In other words, KPIs serve as a clear guide for teams—and especially for those in management positions—allowing an assessment of progress towards established strategic objectives. They guide and "tell" whether the strategy needs to be adjusted to reach the objectives.

When we analyze metrics and combine them, we have KPIs. That is why they play a crucial role, working as a compass to guide strategic decisions and achieve business success.

Additionally, KPIs are often presented in a simplified way, typically in performance dashboards or panels, making them easier to disseminate and internalize across various company sectors. In software like Qntrl, you can customize dashboards according to your company's needs.

Here are some examples of relevant KPIs for the previously mentioned sectors:

Retail: If a store's goal is to increase customer retention by 15% during the year, a relevant KPI could be the customer retention rate. This specific indicator would provide precise information on progress toward the goal and allow the company to adjust its strategies if necessary.

Information technology: In the IT field, it's common to have many individuals working in software development who organize their work through support tickets. Therefore, the cost of each ticket is an interesting metric to understand if the labor investment has been sufficient to meet demand. This cost can be calculated by dividing IT team expenses by the number of tickets resolved.

Digital marketing: One of the most used KPIs in the marketing world is return on investment (ROI), which indicates the profits obtained from investments made. This calculation is made using the formula (earnings - investment) ÷ investment.

What are the differences between metrics and KPIs? 

When applying these concepts in practice, some difficulties may arise in distinguishing between metrics and KPIs. But don't worry! Let's check some characteristics of each of these elements so that you and your company can structure an overview of products or services and achieve goals with a clearer direction.

Metrics 

  • Generic assessment: Metrics are a generalized way to understand the sector in which the business operates. It's possible to say that metrics are strongly related to a behavioral aspect but not necessarily about the success or failure of a process.
  • Informative evaluation: Metrics provide detailed information about a company's sectors and are not necessarily aligned with these sectors' objectives.
  • Adoption flexibility: Metrics can be used for many purposes, such as internal reports or trend analyses.

Key performance indicators 

  • Strategic evaluation: KPIs, on the other hand, have a closer relationship with business performance and, therefore, are customized according to the area or goal that the company wants to achieve.
  • Action-oriented: Due to this close relationship with performance, KPIs help in making company decisions and guiding managers to find the most viable path to success.
  • Success assessment: KPIs aim to measure the performance of a sector or a company, determining if the previously established goals are being achieved or if the strategy needs to be adjusted to reach the goals.
  • Continuous assessment practice: It's essential to revisit KPIs constantly to ensure the company is on the right path toward its objectives.

In summary, metrics are broad and generic measurements that provide ready information—they don't require calculations or inferences. KPIs are strategically chosen and combined metrics focusing on specific objectives to assess success and guide the company's actions.

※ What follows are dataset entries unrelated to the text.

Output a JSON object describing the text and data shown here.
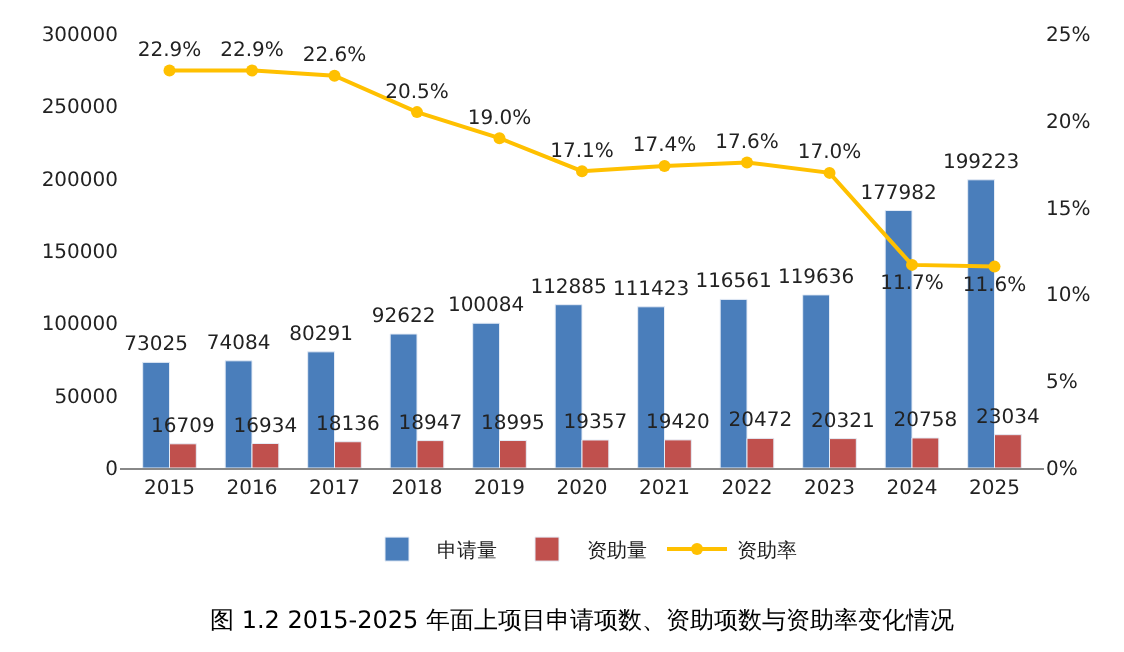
{
  "chart_data": {
    "type": "bar",
    "title": "图 1.2 2015-2025 年面上项目申请项数、资助项数与资助率变化情况",
    "categories": [
      "2015",
      "2016",
      "2017",
      "2018",
      "2019",
      "2020",
      "2021",
      "2022",
      "2023",
      "2024",
      "2025"
    ],
    "series": [
      {
        "name": "申请量",
        "color": "#4a7ebb",
        "values": [
          73025,
          74084,
          80291,
          92622,
          100084,
          112885,
          111423,
          116561,
          119636,
          177982,
          199223
        ],
        "value_labels": [
          "73025",
          "74084",
          "80291",
          "92622",
          "100084",
          "112885",
          "111423",
          "116561",
          "119636",
          "177982",
          "199223"
        ]
      },
      {
        "name": "资助量",
        "color": "#c0504d",
        "values": [
          16709,
          16934,
          18136,
          18947,
          18995,
          19357,
          19420,
          20472,
          20321,
          20758,
          23034
        ],
        "value_labels": [
          "16709",
          "16934",
          "18136",
          "18947",
          "18995",
          "19357",
          "19420",
          "20472",
          "20321",
          "20758",
          "23034"
        ]
      },
      {
        "name": "资助率",
        "type": "line",
        "axis": "y2",
        "color": "#ffc000",
        "marker": "circle",
        "values": [
          22.9,
          22.9,
          22.6,
          20.5,
          19.0,
          17.1,
          17.4,
          17.6,
          17.0,
          11.7,
          11.6
        ],
        "value_labels": [
          "22.9%",
          "22.9%",
          "22.6%",
          "20.5%",
          "19.0%",
          "17.1%",
          "17.4%",
          "17.6%",
          "17.0%",
          "11.7%",
          "11.6%"
        ]
      }
    ],
    "ylim": [
      0,
      300000
    ],
    "yticks": [
      0,
      50000,
      100000,
      150000,
      200000,
      250000,
      300000
    ],
    "y2lim": [
      0,
      25
    ],
    "y2ticks": [
      {
        "value": 0,
        "label": "0%"
      },
      {
        "value": 5,
        "label": "5%"
      },
      {
        "value": 10,
        "label": "10%"
      },
      {
        "value": 15,
        "label": "15%"
      },
      {
        "value": 20,
        "label": "20%"
      },
      {
        "value": 25,
        "label": "25%"
      }
    ],
    "legend": "bottom"
  }
}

Metrics may encompass a variety of information, whereas KPIs are selected based on their significance in progressing toward the achievement of strategic goals.

To get to a KPI, you'll probably need to first have a raw metric—and metrics alone hardly ever tell you anything. For example, I could tell you a certain social media page has 50,000 fans. Is it a lot? Is it not enough? Alone, the number says nothing.

But when I tell you that this page is for astrophysics, is unique in its category, and has ten times as many followers as any other similar page (we start comparing numbers), you get an idea of depth and importance—and now you have a KPI.

Once they are merged and carefully and rationally interpreted, KPIs and metrics can be the key to unlocking a company's success, ensuring that the strategy is aligned with the scenario indicated by the numbers.